Ils prirent le train pour Agay.

Ainsi allaient directement l'une vers l'autre, à l'insu l'une de l'autre, deux destinées...

En route, Marcant expliqua à sa femme que, toute réflexion faite, il ramènerait de Paris, à son prochain voyage, Germaine, la vieille servante qu'on avait cru devoir laisser pour lui rue de Lille. (Ils habitaient cette rue tranquille.) La vieille Germaine aimait beaucoup Georges. On avait eu tort de la laisser. Lui, s'arrangerait là-bas d'une femme de ménage, mangerait au cabaret. Et ici, en attendant Germaine, il fallait chercher une fille du pays... Il avait déjà demandé.

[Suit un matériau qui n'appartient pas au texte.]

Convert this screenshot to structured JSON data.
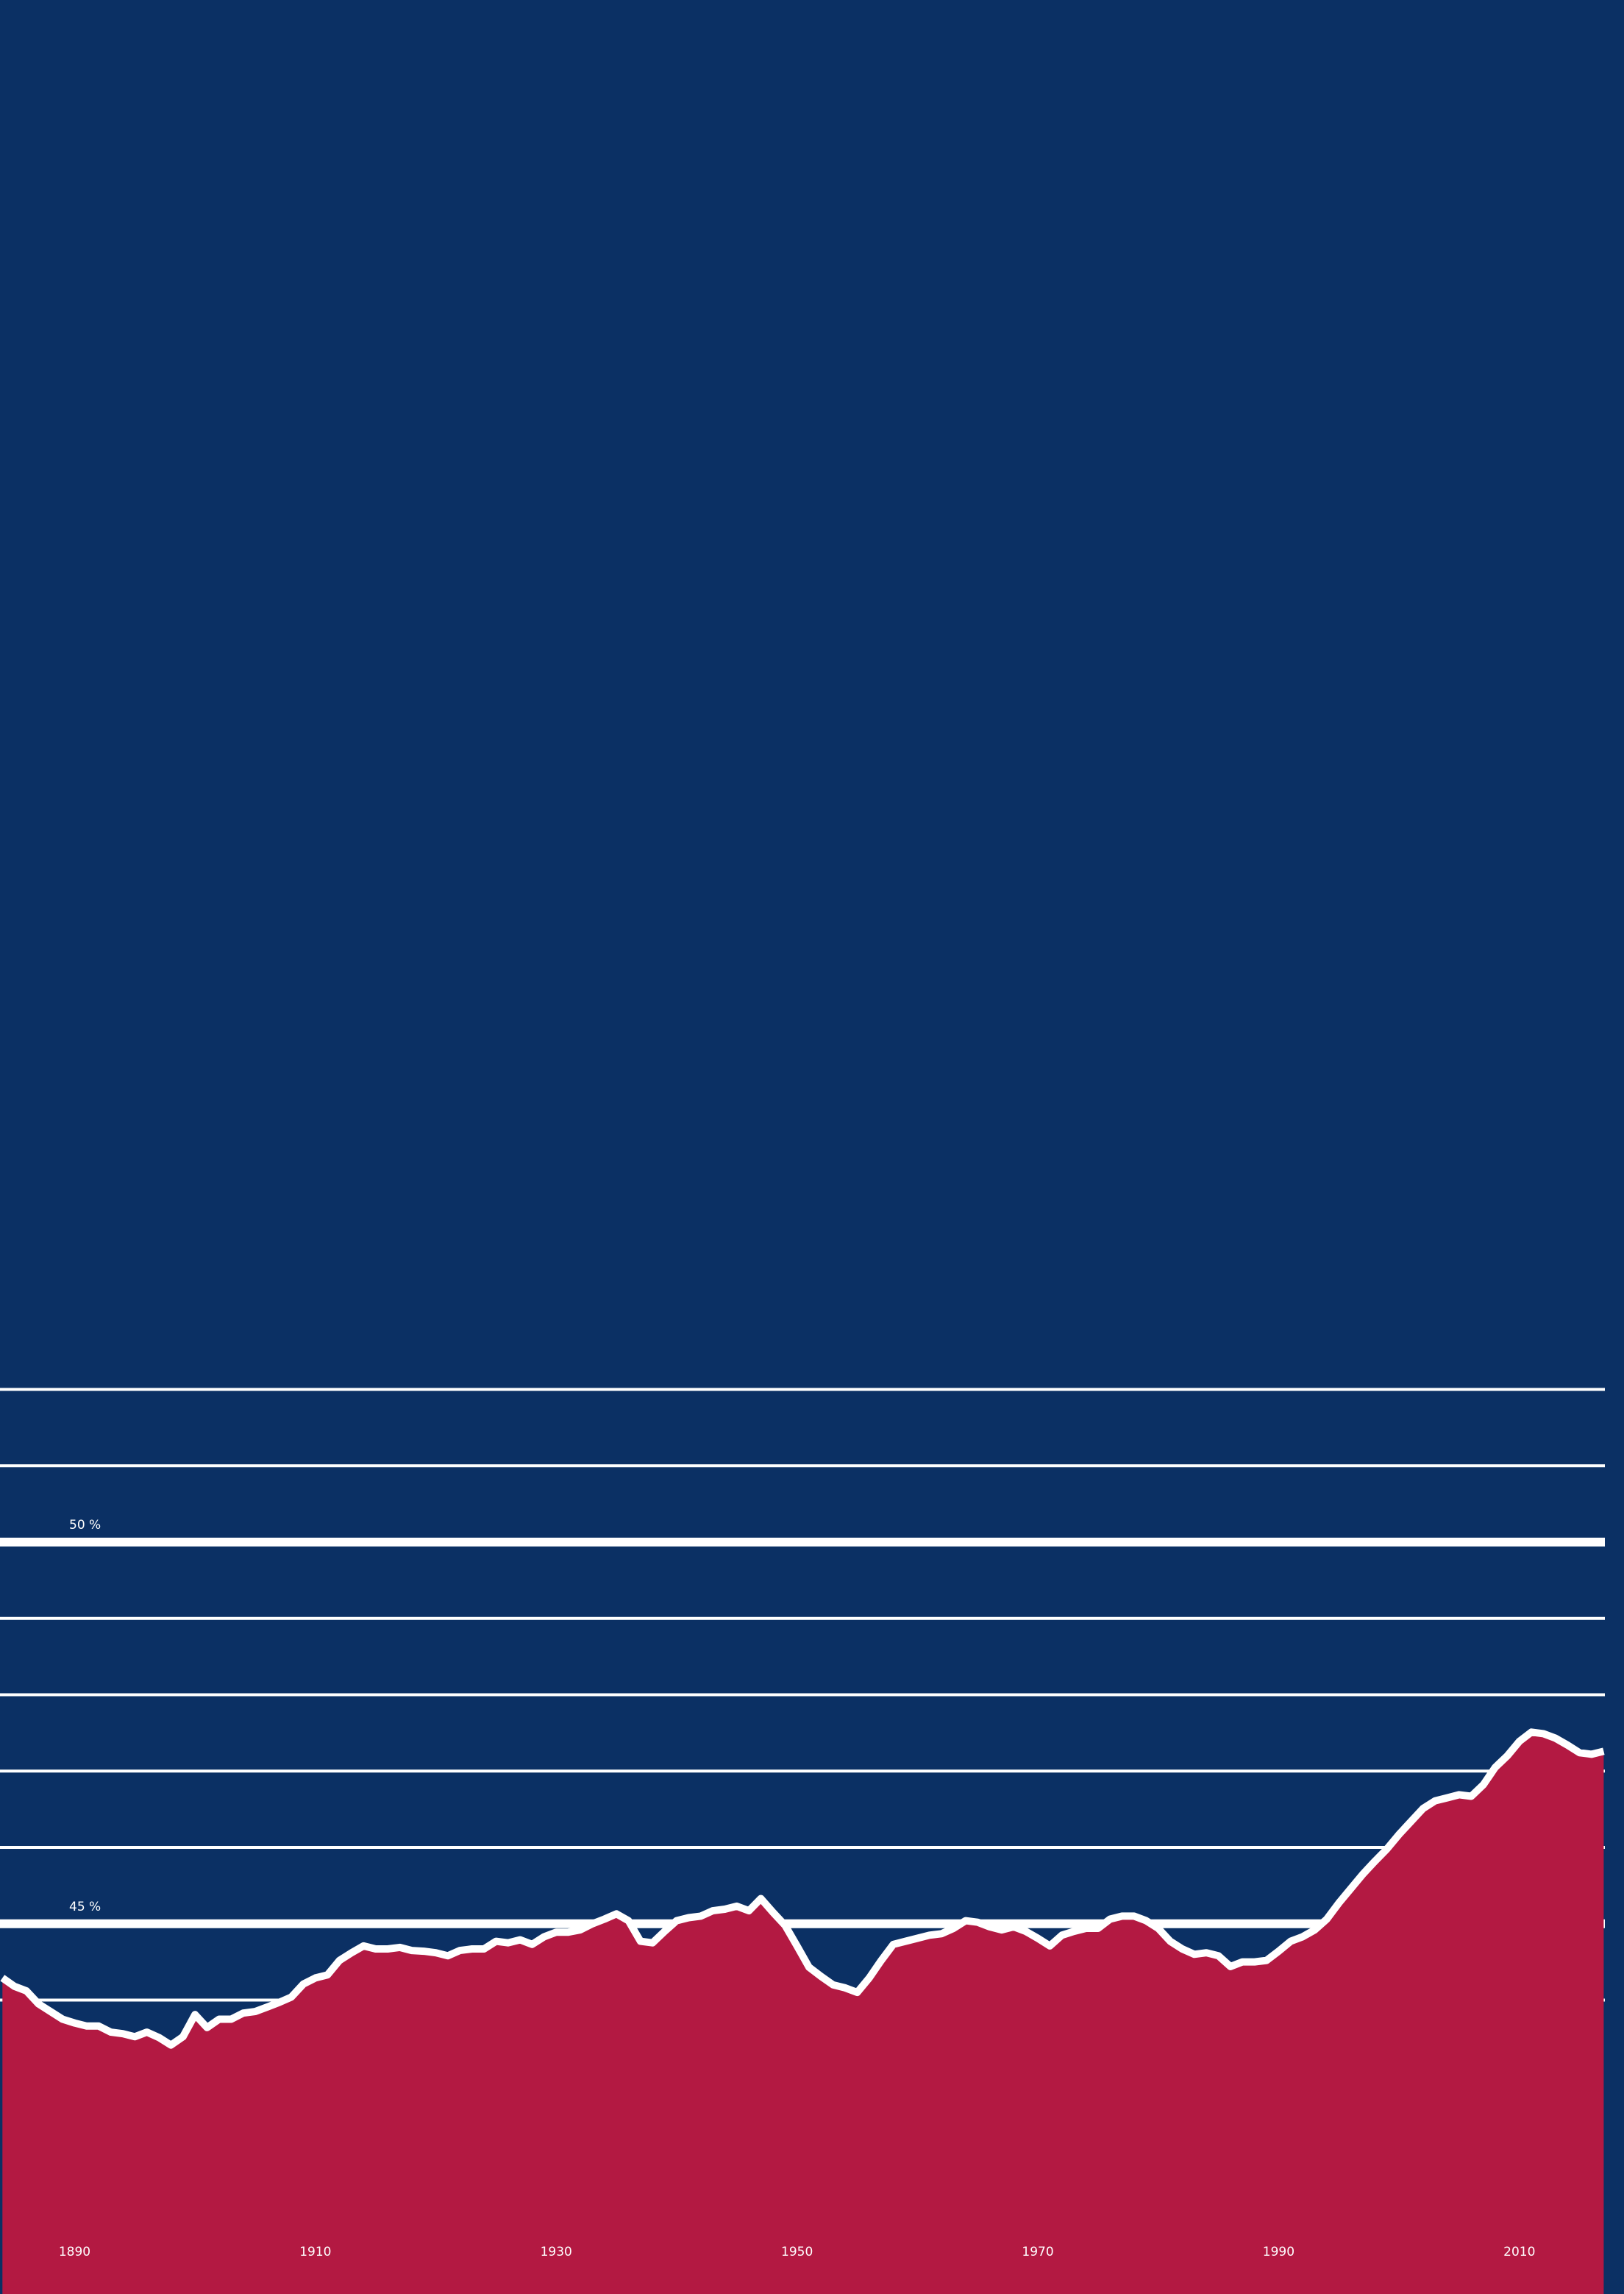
{
  "chart_data": {
    "type": "area",
    "x": [
      1884,
      1885,
      1886,
      1887,
      1888,
      1889,
      1890,
      1891,
      1892,
      1893,
      1894,
      1895,
      1896,
      1897,
      1898,
      1899,
      1900,
      1901,
      1902,
      1903,
      1904,
      1905,
      1906,
      1907,
      1908,
      1909,
      1910,
      1911,
      1912,
      1913,
      1914,
      1915,
      1916,
      1917,
      1918,
      1919,
      1920,
      1921,
      1922,
      1923,
      1924,
      1925,
      1926,
      1927,
      1928,
      1929,
      1930,
      1931,
      1932,
      1933,
      1934,
      1935,
      1936,
      1937,
      1938,
      1939,
      1940,
      1941,
      1942,
      1943,
      1944,
      1945,
      1946,
      1947,
      1948,
      1949,
      1950,
      1951,
      1952,
      1953,
      1954,
      1955,
      1956,
      1957,
      1958,
      1959,
      1960,
      1961,
      1962,
      1963,
      1964,
      1965,
      1966,
      1967,
      1968,
      1969,
      1970,
      1971,
      1972,
      1973,
      1974,
      1975,
      1976,
      1977,
      1978,
      1979,
      1980,
      1981,
      1982,
      1983,
      1984,
      1985,
      1986,
      1987,
      1988,
      1989,
      1990,
      1991,
      1992,
      1993,
      1994,
      1995,
      1996,
      1997,
      1998,
      1999,
      2000,
      2001,
      2002,
      2003,
      2004,
      2005,
      2006,
      2007,
      2008,
      2009,
      2010,
      2011,
      2012,
      2013,
      2014,
      2015,
      2016,
      2017
    ],
    "values": [
      44.29,
      44.18,
      44.12,
      43.95,
      43.85,
      43.75,
      43.7,
      43.66,
      43.66,
      43.58,
      43.56,
      43.52,
      43.58,
      43.51,
      43.41,
      43.52,
      43.81,
      43.64,
      43.75,
      43.75,
      43.83,
      43.85,
      43.91,
      43.97,
      44.04,
      44.21,
      44.29,
      44.33,
      44.52,
      44.62,
      44.71,
      44.67,
      44.67,
      44.69,
      44.65,
      44.64,
      44.62,
      44.58,
      44.65,
      44.67,
      44.67,
      44.77,
      44.75,
      44.79,
      44.73,
      44.83,
      44.89,
      44.89,
      44.92,
      45.0,
      45.06,
      45.13,
      45.04,
      44.77,
      44.75,
      44.9,
      45.04,
      45.08,
      45.1,
      45.17,
      45.19,
      45.23,
      45.17,
      45.33,
      45.15,
      44.98,
      44.71,
      44.43,
      44.31,
      44.2,
      44.16,
      44.1,
      44.29,
      44.52,
      44.73,
      44.77,
      44.81,
      44.85,
      44.87,
      44.94,
      45.04,
      45.02,
      44.96,
      44.92,
      44.96,
      44.9,
      44.81,
      44.71,
      44.85,
      44.9,
      44.94,
      44.94,
      45.06,
      45.1,
      45.1,
      45.04,
      44.94,
      44.77,
      44.67,
      44.6,
      44.62,
      44.58,
      44.44,
      44.5,
      44.5,
      44.52,
      44.64,
      44.77,
      44.83,
      44.92,
      45.06,
      45.27,
      45.46,
      45.65,
      45.82,
      45.98,
      46.17,
      46.34,
      46.51,
      46.61,
      46.65,
      46.69,
      46.67,
      46.82,
      47.05,
      47.2,
      47.39,
      47.51,
      47.49,
      47.43,
      47.34,
      47.24,
      47.22,
      47.26
    ],
    "color": "#b31942",
    "line_color": "#ffffff",
    "background": "#0b3064",
    "xlim": [
      1883.8,
      2017.1
    ],
    "xticks": [
      1890,
      1910,
      1930,
      1950,
      1970,
      1990,
      2010
    ],
    "ylim": [
      40.15,
      70.2
    ],
    "yticks": [
      {
        "value": 45,
        "label": "45 %"
      },
      {
        "value": 50,
        "label": "50 %"
      }
    ],
    "minor_yticks": [
      44,
      46,
      47,
      48,
      49,
      51,
      52
    ],
    "grid": true
  }
}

On en trouverait une aisément, pour trois semaines ou quinze jours... Mais Elise n'aurait-elle pas peur, seule avec cette fille, dans la grande villa? non; le pays était parfaitement sûr, étant en dehors de la grande route ancienne, qui, à partir de Fréjus, commence la fameuse corniche... On coucherait à l'hôtel jusqu'à ce que la femme fût trouvée et engagée.

Les choses réglées ainsi, on ne pensa plus qu'à jouir de la beauté, de la nouveauté des lieux.

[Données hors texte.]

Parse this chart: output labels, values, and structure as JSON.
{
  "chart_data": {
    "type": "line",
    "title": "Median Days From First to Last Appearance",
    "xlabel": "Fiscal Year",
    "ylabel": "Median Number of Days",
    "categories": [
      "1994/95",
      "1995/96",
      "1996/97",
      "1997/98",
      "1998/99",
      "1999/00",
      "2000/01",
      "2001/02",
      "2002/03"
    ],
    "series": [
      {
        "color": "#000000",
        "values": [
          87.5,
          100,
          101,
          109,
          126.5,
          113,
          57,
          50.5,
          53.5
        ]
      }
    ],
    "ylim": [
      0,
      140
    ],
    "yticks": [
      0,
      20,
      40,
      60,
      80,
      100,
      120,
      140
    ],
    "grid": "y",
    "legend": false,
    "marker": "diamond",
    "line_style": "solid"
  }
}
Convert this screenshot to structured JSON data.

En un quart d'heure, on devait être rendu. Le train traversait les collines, les éternelles pentes de hautes bruyères sous le couvert des pins d'Alep; et, par échappées, entre deux mamelons, la mer semblait suivre.

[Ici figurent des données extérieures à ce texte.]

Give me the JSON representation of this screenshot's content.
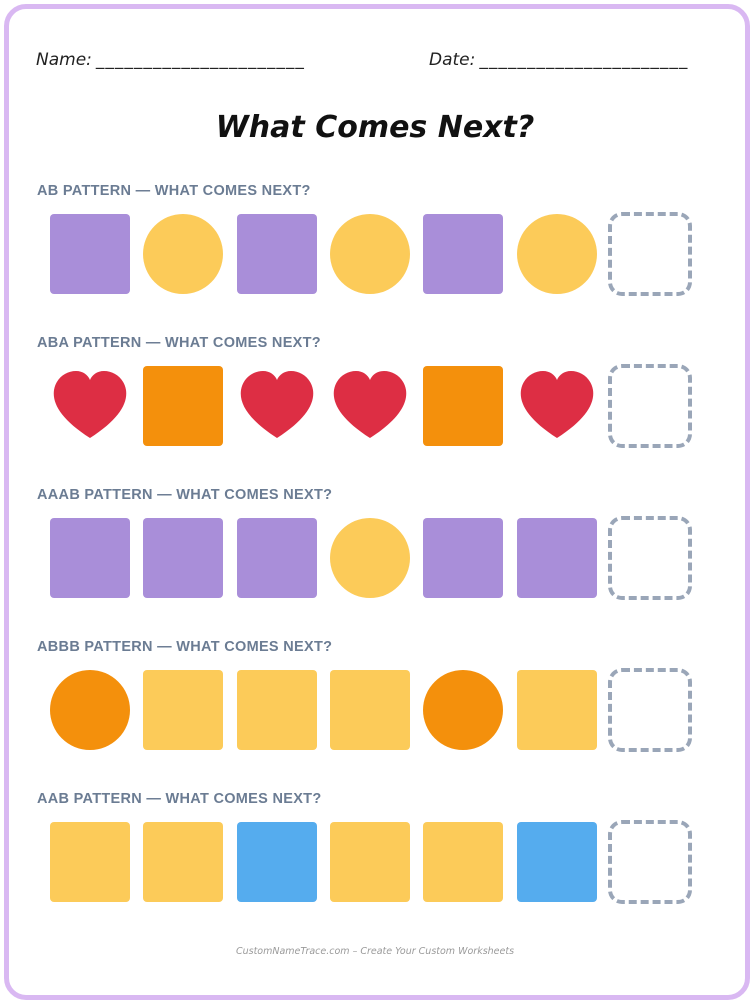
{
  "header": {
    "name_label": "Name:",
    "name_line": "______________________",
    "date_label": "Date:",
    "date_line": "______________________"
  },
  "title": "What Comes Next?",
  "colors": {
    "purple": "#a98ed9",
    "yellow": "#fccb59",
    "red": "#dd2e44",
    "orange": "#f4900c",
    "blue": "#55acee",
    "blank_border": "#9aa6b8",
    "frame": "#d9b8f2",
    "label": "#6b7c93"
  },
  "sections": [
    {
      "label": "AB PATTERN — WHAT COMES NEXT?",
      "items": [
        {
          "shape": "square",
          "color": "purple"
        },
        {
          "shape": "circle",
          "color": "yellow"
        },
        {
          "shape": "square",
          "color": "purple"
        },
        {
          "shape": "circle",
          "color": "yellow"
        },
        {
          "shape": "square",
          "color": "purple"
        },
        {
          "shape": "circle",
          "color": "yellow"
        },
        {
          "shape": "blank"
        }
      ]
    },
    {
      "label": "ABA PATTERN — WHAT COMES NEXT?",
      "items": [
        {
          "shape": "heart",
          "color": "red"
        },
        {
          "shape": "square",
          "color": "orange"
        },
        {
          "shape": "heart",
          "color": "red"
        },
        {
          "shape": "heart",
          "color": "red"
        },
        {
          "shape": "square",
          "color": "orange"
        },
        {
          "shape": "heart",
          "color": "red"
        },
        {
          "shape": "blank"
        }
      ]
    },
    {
      "label": "AAAB PATTERN — WHAT COMES NEXT?",
      "items": [
        {
          "shape": "square",
          "color": "purple"
        },
        {
          "shape": "square",
          "color": "purple"
        },
        {
          "shape": "square",
          "color": "purple"
        },
        {
          "shape": "circle",
          "color": "yellow"
        },
        {
          "shape": "square",
          "color": "purple"
        },
        {
          "shape": "square",
          "color": "purple"
        },
        {
          "shape": "blank"
        }
      ]
    },
    {
      "label": "ABBB PATTERN — WHAT COMES NEXT?",
      "items": [
        {
          "shape": "circle",
          "color": "orange"
        },
        {
          "shape": "square",
          "color": "yellow"
        },
        {
          "shape": "square",
          "color": "yellow"
        },
        {
          "shape": "square",
          "color": "yellow"
        },
        {
          "shape": "circle",
          "color": "orange"
        },
        {
          "shape": "square",
          "color": "yellow"
        },
        {
          "shape": "blank"
        }
      ]
    },
    {
      "label": "AAB PATTERN — WHAT COMES NEXT?",
      "items": [
        {
          "shape": "square",
          "color": "yellow"
        },
        {
          "shape": "square",
          "color": "yellow"
        },
        {
          "shape": "square",
          "color": "blue"
        },
        {
          "shape": "square",
          "color": "yellow"
        },
        {
          "shape": "square",
          "color": "yellow"
        },
        {
          "shape": "square",
          "color": "blue"
        },
        {
          "shape": "blank"
        }
      ]
    }
  ],
  "footer": "CustomNameTrace.com – Create Your Custom Worksheets"
}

—Et l'Ibis Bleu, maman? Il n'y est donc plus?

—L'Ibis Bleu? dit la mère, crois-tu que je distinguerais un bateau d'un autre, à peu près semblable?

—Et crois-tu, petit bêta, fit Marcant, libéré de ses dossiers, que les bateaux ont des jambes pour ne pas marcher?... Ce jeune monsieur, ajouta-t-il en s'adressant à sa femme, devait aller en Italie, je pense... Ça n'a rien à faire... Il est bien heureux!... C'est égal, c'est une riche idée que j'ai eue de travailler beaucoup hier, en wagon, pour me débarrasser de mes dossiers. Tout ça est parti par la poste en paquet recommandé. J'en recevrai d'autres ce soir ou demain... que je rapporterai en personne... Ah! le bon air!

Le train s'arrêtait...

—Comment, déjà Agay? non... Boulouris.